Anthropic logo

Claude Opus 4

Multimodal
Anthropic

Claude Opus 4 is Anthropic's most powerful model and the world's best coding model from the Claude 4 family. It delivers sustained performance on complex long-running tasks and agentic workflows. Opus 4 excels at coding, advanced reasoning, and can use tools (such as web search) during extended thinking.
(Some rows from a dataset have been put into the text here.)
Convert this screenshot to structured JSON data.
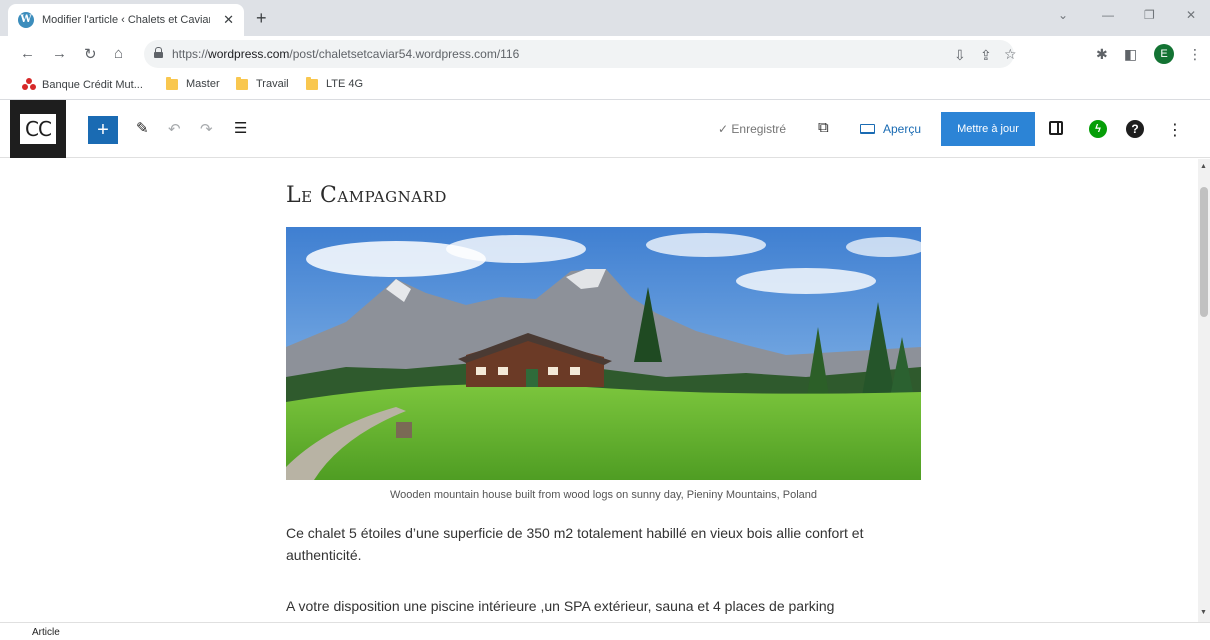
{
  "browser": {
    "tab_title": "Modifier l'article ‹ Chalets et Caviar",
    "tab_close": "✕",
    "new_tab": "+",
    "url_prefix": "https://",
    "url_domain": "wordpress.com",
    "url_path": "/post/chaletsetcaviar54.wordpress.com/116",
    "profile_initial": "E",
    "bookmarks": [
      "Banque Crédit Mut...",
      "Master",
      "Travail",
      "LTE 4G"
    ]
  },
  "editor": {
    "site_logo": "CC",
    "saved_label": "✓ Enregistré",
    "preview_label": "Aperçu",
    "update_label": "Mettre à jour",
    "icons": [
      "plus-icon",
      "pencil-icon",
      "undo-icon",
      "redo-icon",
      "list-view-icon",
      "external-link-icon",
      "settings-panel-icon",
      "jetpack-icon",
      "help-icon",
      "more-options-icon"
    ]
  },
  "post": {
    "title": "Le Campagnard",
    "image_caption": "Wooden mountain house built from wood logs on sunny day, Pieniny Mountains, Poland",
    "paragraph_1": "Ce chalet 5 étoiles d’une superficie de  350 m2 totalement habillé en vieux bois allie confort et authenticité.",
    "paragraph_2": "A votre disposition une piscine intérieure ,un SPA extérieur, sauna et 4 places de parking"
  },
  "statusbar": {
    "label": "Article"
  }
}
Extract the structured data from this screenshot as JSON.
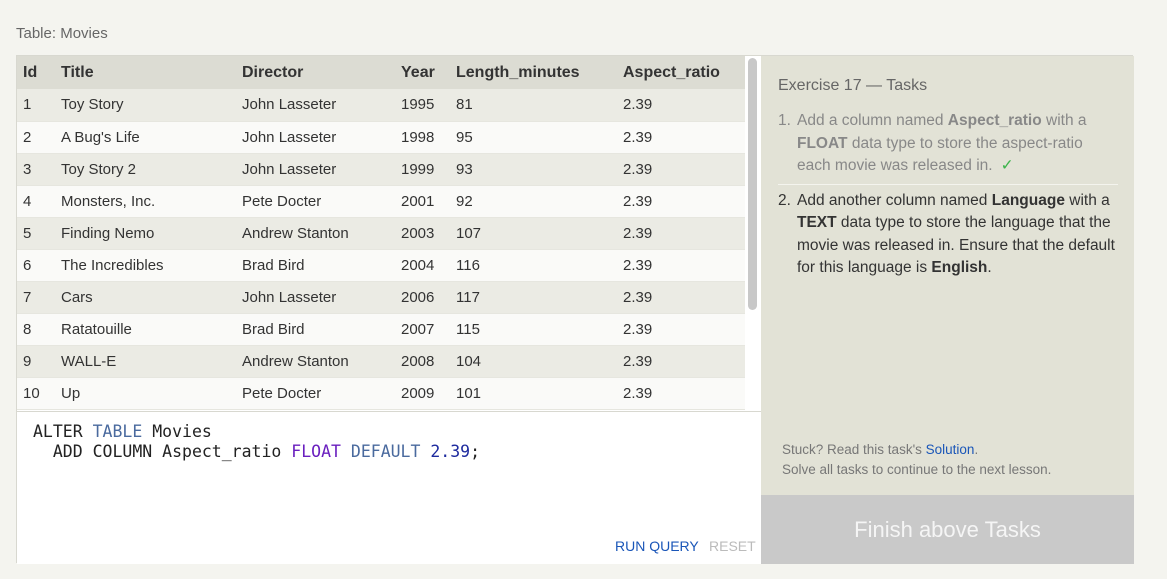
{
  "table_caption": "Table: Movies",
  "table": {
    "columns": [
      "Id",
      "Title",
      "Director",
      "Year",
      "Length_minutes",
      "Aspect_ratio"
    ],
    "rows": [
      [
        "1",
        "Toy Story",
        "John Lasseter",
        "1995",
        "81",
        "2.39"
      ],
      [
        "2",
        "A Bug's Life",
        "John Lasseter",
        "1998",
        "95",
        "2.39"
      ],
      [
        "3",
        "Toy Story 2",
        "John Lasseter",
        "1999",
        "93",
        "2.39"
      ],
      [
        "4",
        "Monsters, Inc.",
        "Pete Docter",
        "2001",
        "92",
        "2.39"
      ],
      [
        "5",
        "Finding Nemo",
        "Andrew Stanton",
        "2003",
        "107",
        "2.39"
      ],
      [
        "6",
        "The Incredibles",
        "Brad Bird",
        "2004",
        "116",
        "2.39"
      ],
      [
        "7",
        "Cars",
        "John Lasseter",
        "2006",
        "117",
        "2.39"
      ],
      [
        "8",
        "Ratatouille",
        "Brad Bird",
        "2007",
        "115",
        "2.39"
      ],
      [
        "9",
        "WALL-E",
        "Andrew Stanton",
        "2008",
        "104",
        "2.39"
      ],
      [
        "10",
        "Up",
        "Pete Docter",
        "2009",
        "101",
        "2.39"
      ]
    ]
  },
  "editor": {
    "line1": {
      "a": "ALTER ",
      "b": "TABLE",
      "c": " Movies"
    },
    "line2": {
      "a": "  ADD COLUMN Aspect_ratio ",
      "b": "FLOAT",
      "c": " ",
      "d": "DEFAULT",
      "e": " ",
      "f": "2.39",
      "g": ";"
    },
    "run_label": "RUN QUERY",
    "reset_label": "RESET"
  },
  "tasks": {
    "title": "Exercise 17 — Tasks",
    "items": [
      {
        "num": "1.",
        "parts": [
          "Add a column named ",
          "Aspect_ratio",
          " with a ",
          "FLOAT",
          " data type to store the aspect-ratio each movie was released in."
        ],
        "check": "✓"
      },
      {
        "num": "2.",
        "parts": [
          "Add another column named ",
          "Language",
          " with a ",
          "TEXT",
          " data type to store the language that the movie was released in. Ensure that the default for this language is ",
          "English",
          "."
        ]
      }
    ],
    "stuck_prefix": "Stuck? Read this task's ",
    "solution_link": "Solution",
    "stuck_suffix": ".",
    "continue_note": "Solve all tasks to continue to the next lesson.",
    "finish_label": "Finish above Tasks"
  },
  "colors": {
    "accent_link": "#1a56b8",
    "check_green": "#3cb44b",
    "keyword": "#4a6a9e",
    "type": "#6a1fbf",
    "number": "#1d2a9e"
  }
}
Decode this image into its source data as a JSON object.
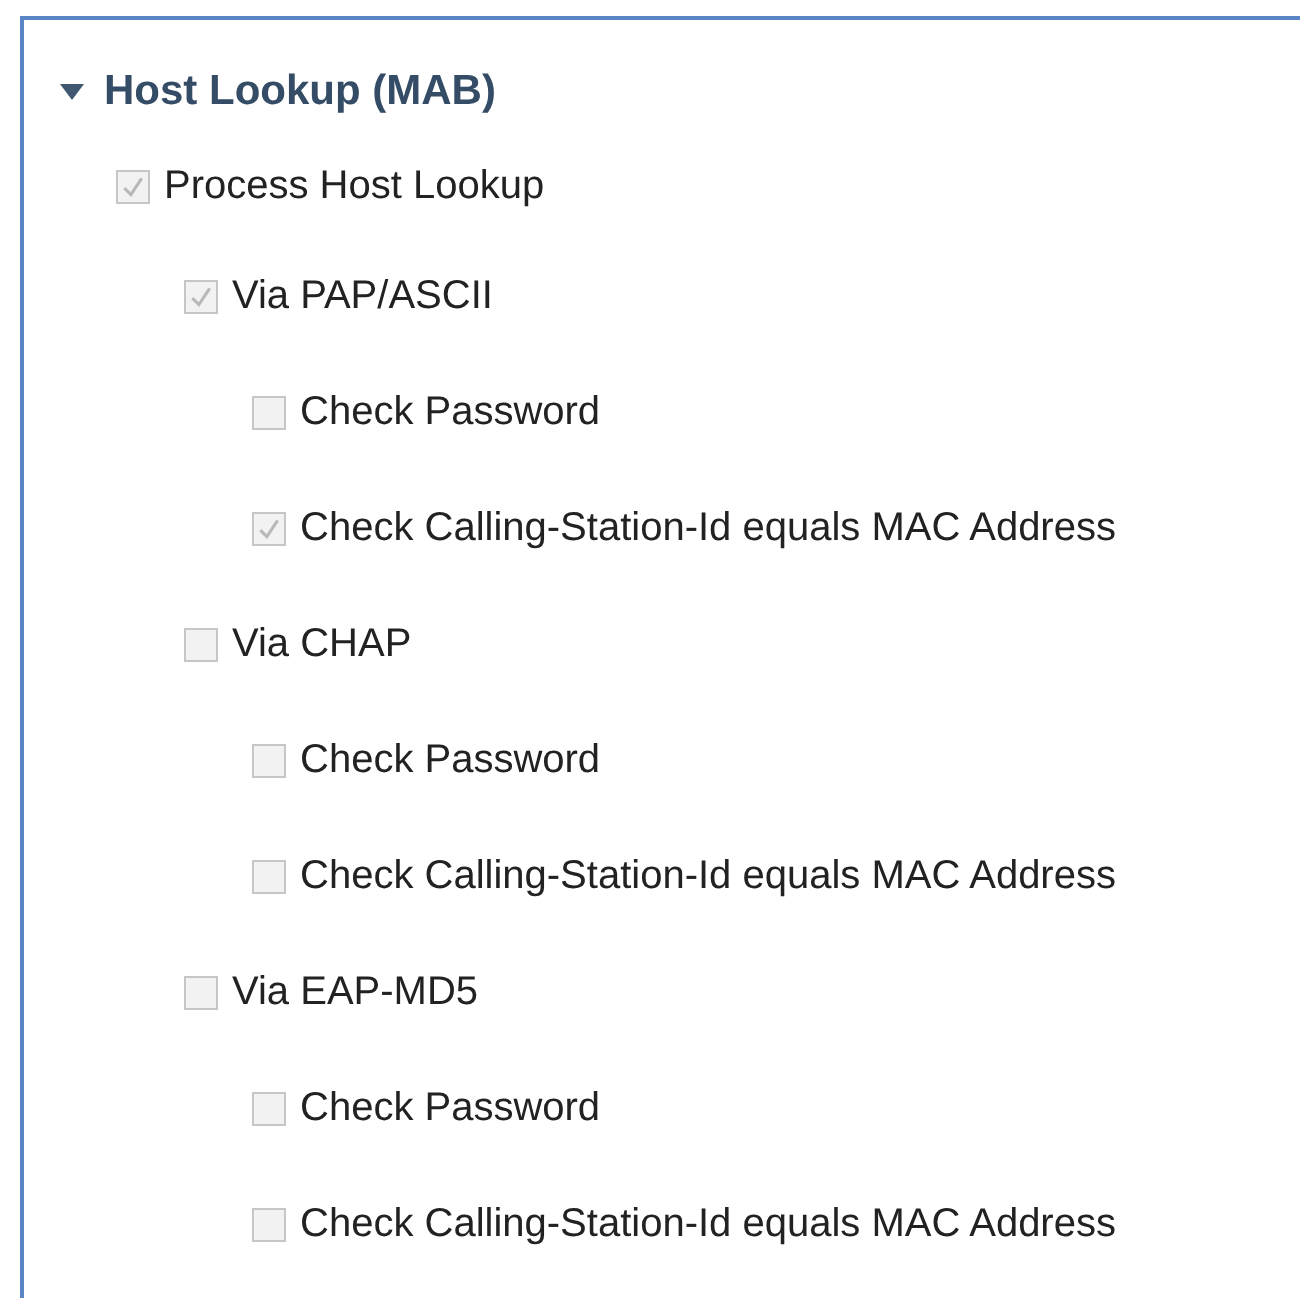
{
  "section": {
    "title": "Host Lookup (MAB)",
    "expanded": true,
    "options": [
      {
        "label": "Process Host Lookup",
        "checked": true,
        "disabled": true,
        "children": [
          {
            "label": "Via PAP/ASCII",
            "checked": true,
            "disabled": true,
            "children": [
              {
                "label": "Check Password",
                "checked": false,
                "disabled": true
              },
              {
                "label": "Check Calling-Station-Id equals MAC Address",
                "checked": true,
                "disabled": true
              }
            ]
          },
          {
            "label": "Via CHAP",
            "checked": false,
            "disabled": true,
            "children": [
              {
                "label": "Check Password",
                "checked": false,
                "disabled": true
              },
              {
                "label": "Check Calling-Station-Id equals MAC Address",
                "checked": false,
                "disabled": true
              }
            ]
          },
          {
            "label": "Via EAP-MD5",
            "checked": false,
            "disabled": true,
            "children": [
              {
                "label": "Check Password",
                "checked": false,
                "disabled": true
              },
              {
                "label": "Check Calling-Station-Id equals MAC Address",
                "checked": false,
                "disabled": true
              }
            ]
          }
        ]
      }
    ]
  }
}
It supports parallel tool execution and features improved memory capabilities.

Key Specifications

Parameters
-
Context
200.0K
Release Date
May 22, 2025
Average Score
64.6%

Timeline

Key dates in the model's history
Announcement
May 22, 2025
Last Update
July 19, 2025
Today
March 26, 2026

Technical Specifications

Parameters
-
Training Tokens
-
Knowledge Cutoff
-
Family
-
Capabilities
MultimodalZeroEval

Pricing & Availability

Input (per 1M tokens)
$15.00
Output (per 1M tokens)
$75.00
Max Input Tokens
200.0K
Max Output Tokens
128.0K
Supported Features
Function CallingStructured OutputCode ExecutionWeb SearchBatch InferenceFine-tuning

Benchmark Results

Model performance metrics across various tests and benchmarks

Programming

Programming skills tests
SWE-Bench Verified
computation in time testing (several attempts, choice with help model evaluation). Without thinking. On basis 5 and methodology SWE-bench for computationsSelf-reported
72.5%

Reasoning

Logical reasoning and analysis
GPQA
Diamond: Extended thinking (to 64 thousand tokens) with in time testing (attempts, choice on basis model evaluation). Based on 5 and appendix to blogSelf-reported
79.6%

Other Tests

Specialized benchmarks
AIME 2025
Extended thinking (to 64 thousand tokens) with in time testing (several attempts, internal choice model on basis evaluations). by (top_p 0,95). On basis 4, 5 and to blogSelf-reported
75.5%
ARC-AGI v2
accuracyVerified
8.6%
MMMLU
Extended thinking (to 64K tokens). Average value by 14 On basis to blog and 3Self-reported
88.8%
MMMU (validation)
Extended thinking (to 64K tokens). On basis to blogSelf-reported
76.5%
TAU-bench Airline
Extended thinking with tool use (to 64K tokens, addition to prompt, increased maximum number steps). Based on appendix to blog and methodology TAU-bench.Self-reported
59.6%
TAU-bench Retail
Extended thinking with tool use (to 64K tokens, addition to prompt, increased maximum number steps). Based on appendix to blog and methodology TAU-bench.Self-reported
81.4%
Terminal-bench
computation at testing (attempts, choice with help model evaluation). Without mode thinking. Claude Code in capacity agentic On basis 2 and 5Self-reported
39.2%

License & Metadata

License
proprietary
Announcement Date
May 22, 2025
Last Updated
July 19, 2025

Similar Models

All Models

Recommendations are based on similarity of characteristics: developer organization, multimodality, parameter size, and benchmark performance. Choose a model to compare or go to the full catalog to browse all available AI models.